I have been an avid reader of Civil War books and especially regimental histories. The keeping of personal
diaries by many of the common soldiers of that war were published many years later as memoirs.
Police officers of the New York City Police Department must keep what is called a memorandum book of their daily assignments. They are required to retain those books for possible use in court.
They are accepted into evidence by the courts because they are issued
by the NYPD in bound and numbered pages. Also, when each book is issued, a ranking officer of sergeant or above must sign the last page of the old book, and the first page of the newly issued book. The
memorandum book must be carried by all police officers on patrol at all times. It is also a supervisory tool, in that when the officer is visited on
post, the ranking officer examines the entries and signifies that it is correct by his signature on the next line in the book.
NYPD Photo 1963
When I retired in October, l992, I cleaned out my locker and threw all my personal belongings into my car for the ride home. With those belongings was a large box containing
all of my memorandum books, which chronicled my entire career on the NYPD. They lay in my basement until recently, when I decided to write a memoir of my years in police work.
To all the men and women of the New York City Police Department: Those memorandum books that you write in today are a part of the history of the NYPD. Cherish them because
they are the record of your life as a member of the greatest police department in the world.

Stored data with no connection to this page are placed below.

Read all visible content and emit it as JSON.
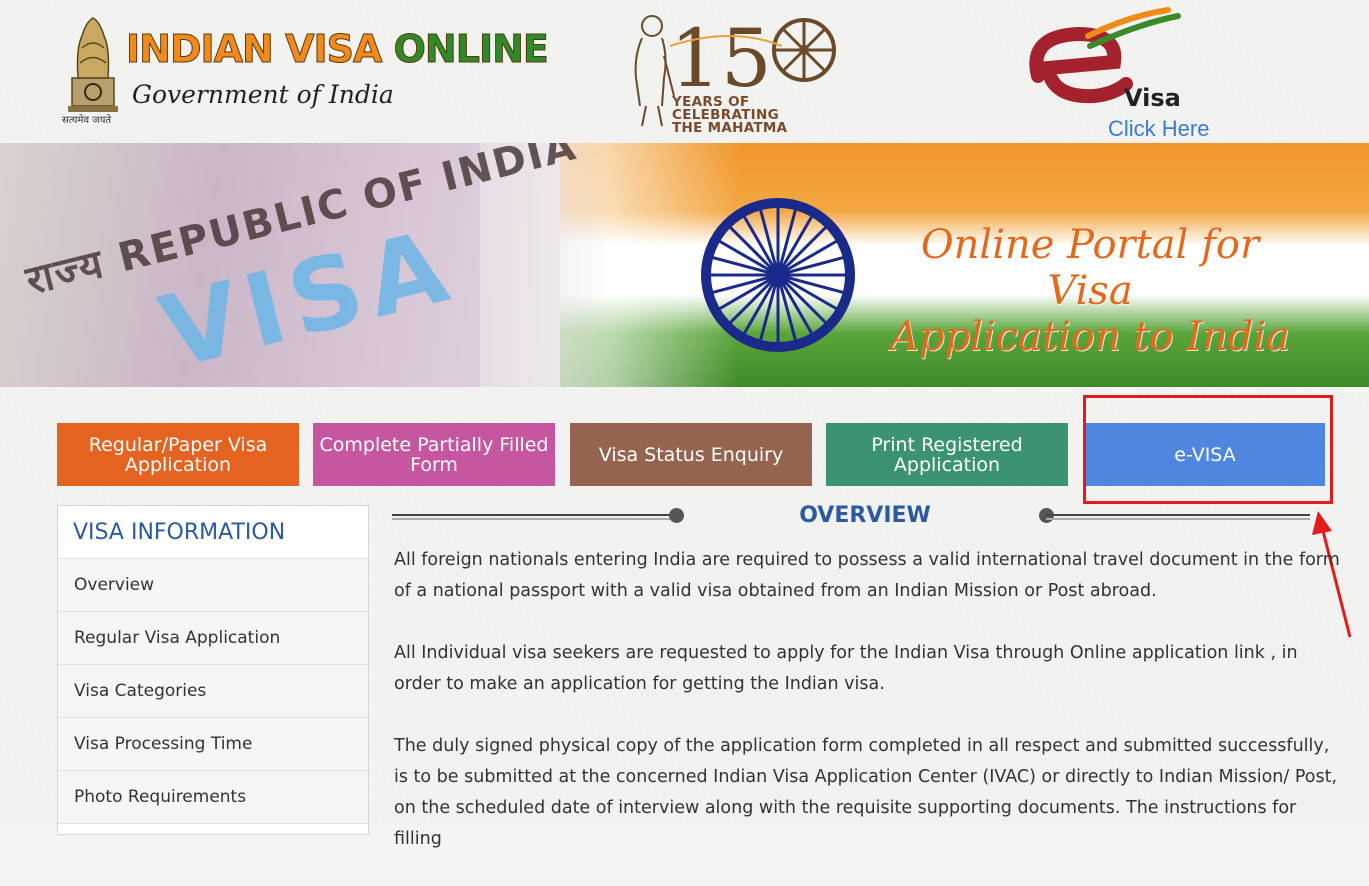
{
  "header": {
    "brand_part1": "INDIAN VISA",
    "brand_part2": "ONLINE",
    "brand_sub": "Government of India",
    "emblem_motto": "सत्यमेव जयते",
    "m150_caption_1": "YEARS OF",
    "m150_caption_2": "CELEBRATING",
    "m150_caption_3": "THE MAHATMA",
    "evisa_word": "Visa",
    "evisa_link": "Click Here"
  },
  "banner": {
    "stamp_text": "राज्य REPUBLIC OF INDIA",
    "visa_text": "VISA",
    "title_line1": "Online Portal for Visa",
    "title_line2": "Application to India"
  },
  "nav_buttons": [
    {
      "label": "Regular/Paper Visa Application",
      "color": "#e56320"
    },
    {
      "label": "Complete Partially Filled Form",
      "color": "#c656a0"
    },
    {
      "label": "Visa Status Enquiry",
      "color": "#94644e"
    },
    {
      "label": "Print Registered Application",
      "color": "#3b9370"
    },
    {
      "label": "e-VISA",
      "color": "#4f86e0"
    }
  ],
  "sidebar": {
    "heading": "VISA INFORMATION",
    "items": [
      {
        "label": "Overview"
      },
      {
        "label": "Regular Visa Application"
      },
      {
        "label": "Visa Categories"
      },
      {
        "label": "Visa Processing Time"
      },
      {
        "label": "Photo Requirements"
      }
    ]
  },
  "overview": {
    "title": "OVERVIEW",
    "paragraphs": [
      "All foreign nationals entering India are required to possess a valid international travel document in the form of a national passport with a valid visa obtained from an Indian Mission or Post abroad.",
      "All Individual visa seekers are requested to apply for the Indian Visa through Online application link , in order to make an application for getting the Indian visa.",
      "The duly signed physical copy of the application form completed in all respect and submitted successfully, is to be submitted at the concerned Indian Visa Application Center (IVAC) or directly to Indian Mission/ Post, on the scheduled date of interview along with the requisite supporting documents. The instructions for filling"
    ]
  },
  "colors": {
    "accent_blue": "#2c5aa0",
    "highlight_red": "#e21c1c",
    "saffron": "#f0962a",
    "green": "#3f8a28"
  }
}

The accounts of incidents that I will relive on these pages will be gleaned from the official
Department Records that I have maintained. They include my memo books. I have kept copies of many of the "unusual occurrence" reports, with all the relative complaint, aided or
accident reports, and arrest reports. I will also recount the deeds of many of the men and women that I had the honor to serve with during my career. As the magazine takes on its
own character, I hope that many of you who comprise the "thin blue line" will be generous and share your heroic actions with the readers of this publication.

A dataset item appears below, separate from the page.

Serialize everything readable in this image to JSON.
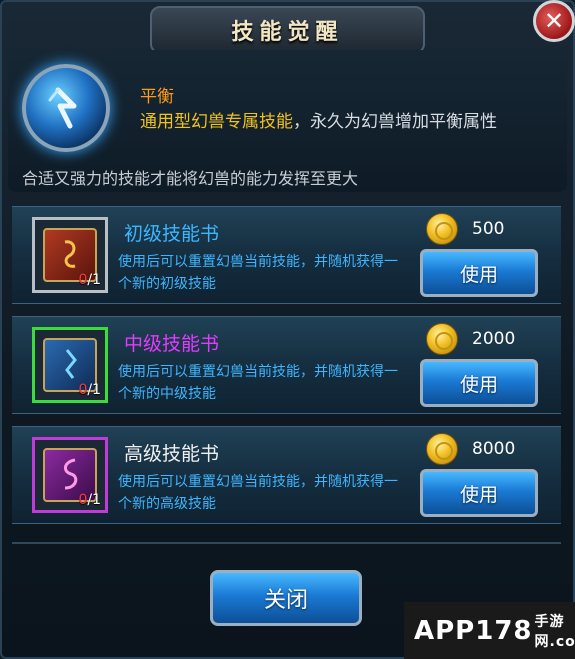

Since I have retired, I have traveled abroad to Europe and have met with police officers from other countries. When I tell them I am a retired member of the New York City Police
Department, their eyes grow bright with excitement and admiration. I can't tell you how proud I am to have been one of you. Wear that blue uniform with pride and remember that
you stand on the shoulders of thousands of cops who in this life, or in the ranks of the dead, are with you in spirit.